Turkey’s main opposition leader: Government uses emergency rule to fight opposition

Main opposition CHP chairperson Kemal Kılıçdaroğlu.

Turkey’s main opposition Republican People’s Party (CHP) Chairman Kemal Kılıçdaroğlu has slammed the intention to extend the state of emergency for the sixth time and said  on Tuesday that Turkish government under the rule of autocratic President Recep Tayyip Erdoğan has been using emergency rule to crack down on the oppositional groups and dissident voices and not to fight the coup plotters.

“The state of emergency will be extended. The parliament has long been bypassed,” Kılıçdaroğlu told his parliamentary group on Tuesday, according to a report by Hürriyet daily news. “They told me they were planning to use the state of emergency for a very short period when they first declared it [in mid-July 2016 after a controversial coup attempt],” Kılıçdaroğlu said, recalling his conversation with Prime Minister Binali Yıldırım in the aftermath of the coup bid on July 15, 2016.

The government first declared the state of emergency on July 21, 2016. Government spokesman and deputy Prime Minister Bekir Bozdağ announced on Monday the government’s decision to extend the state of emergency for another term in a bid to continue to its massive post-coup witch hunt targeting the alleged members of the Gülen movement.

“Why are they extending it? If it is about fighting FETÖ, then do it. Has anyone tried to stop you from fighting FETÖ? They do the complete opposite. They fight against the opposition and not against FETÖ,” Kılıçdaroğlu said by parroting the derogatory label “FETÖ” used by autocratic President Erdoğan and his government for the alleged members of the pacifist Gülen movement.

The government is also trying to crack down on media outlets, journalists and heads of civil society with dissident voices, Kılıçdaroğlu complaint and claiming that Turkey has already become an open-air prison.

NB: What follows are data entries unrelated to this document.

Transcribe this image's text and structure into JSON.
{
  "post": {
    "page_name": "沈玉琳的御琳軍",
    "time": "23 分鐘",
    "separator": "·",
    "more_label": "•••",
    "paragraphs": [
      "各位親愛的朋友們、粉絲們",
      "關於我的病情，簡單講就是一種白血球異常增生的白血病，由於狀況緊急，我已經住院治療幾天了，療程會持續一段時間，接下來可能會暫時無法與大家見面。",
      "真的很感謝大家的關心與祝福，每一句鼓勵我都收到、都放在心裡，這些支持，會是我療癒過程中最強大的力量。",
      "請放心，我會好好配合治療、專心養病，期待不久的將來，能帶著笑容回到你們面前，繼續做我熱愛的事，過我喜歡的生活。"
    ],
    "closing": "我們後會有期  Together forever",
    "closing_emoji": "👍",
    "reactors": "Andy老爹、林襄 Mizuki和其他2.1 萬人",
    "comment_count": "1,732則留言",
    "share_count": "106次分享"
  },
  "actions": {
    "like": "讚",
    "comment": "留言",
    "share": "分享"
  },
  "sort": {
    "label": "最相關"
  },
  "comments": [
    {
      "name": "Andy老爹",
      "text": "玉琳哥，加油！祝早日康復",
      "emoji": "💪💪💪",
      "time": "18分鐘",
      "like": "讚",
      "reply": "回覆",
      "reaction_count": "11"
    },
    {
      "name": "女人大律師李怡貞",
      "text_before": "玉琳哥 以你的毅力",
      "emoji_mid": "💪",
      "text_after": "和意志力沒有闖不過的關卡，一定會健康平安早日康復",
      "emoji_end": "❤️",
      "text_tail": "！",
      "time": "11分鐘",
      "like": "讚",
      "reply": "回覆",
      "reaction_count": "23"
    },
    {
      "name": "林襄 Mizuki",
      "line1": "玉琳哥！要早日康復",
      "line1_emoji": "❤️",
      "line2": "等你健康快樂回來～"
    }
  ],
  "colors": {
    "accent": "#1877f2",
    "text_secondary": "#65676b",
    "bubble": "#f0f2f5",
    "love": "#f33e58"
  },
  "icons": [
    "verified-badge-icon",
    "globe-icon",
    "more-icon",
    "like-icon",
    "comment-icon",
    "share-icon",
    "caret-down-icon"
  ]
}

Kılıçdaroğlu has also slammed supreme judicial bodies, particularly the Judges and Prosecutors Council (HSK), accusing the body of acting as the judges of the presidential palace. “They change the judges who are assigned to look into compensation cases Erdoğan files against me. They do it over night. Whatever you do, I will fight until the end,” Kılıçdaroğlu said.

“If people are charged with a crime by those who run the country and then the justice system acts upon, then one can no longer talk about justice in that country. That means the end of justice,” he said, calling on judges to live up to their honor.

People need to be able to trust in justice in any country in order to feel secure, Kılıçdaroğlu said, emphasizing the independence and impartiality of judicial bodies. If prosecutors initiate legal action upon the instruction of those who are in the government that would best be called a “Hitler model,” Kılıçdaroğlu stressed.

Turkey survived a controversial military coup attempt on July 15, 2016 that killed 249 people. Immediately after the putsch, the Justice and Development Party (AKP) government along with President Erdoğan pinned the blame on the Gülen movement.

Gülen, who inspired the movement, strongly denied having any role in the failed coup and called for an international investigation into it, but President Erdoğan — calling the coup attempt “a gift from God” — and the government initiated a widespread purge aimed at cleansing sympathizers of the movement from within state institutions, dehumanizing its popular figures and putting them in custody.

Turkey has suspended or dismissed more than 150,000 judges, teachers, police and civil servants since July 15. Turkey’s Interior Minister announced on December 12, 2017 that 55,665  people have been arrested. Previously, on December 13, 2017, The Justice Ministry announced that 169,013 people have been the subject of legal proceedings on coup charges since the failed coup.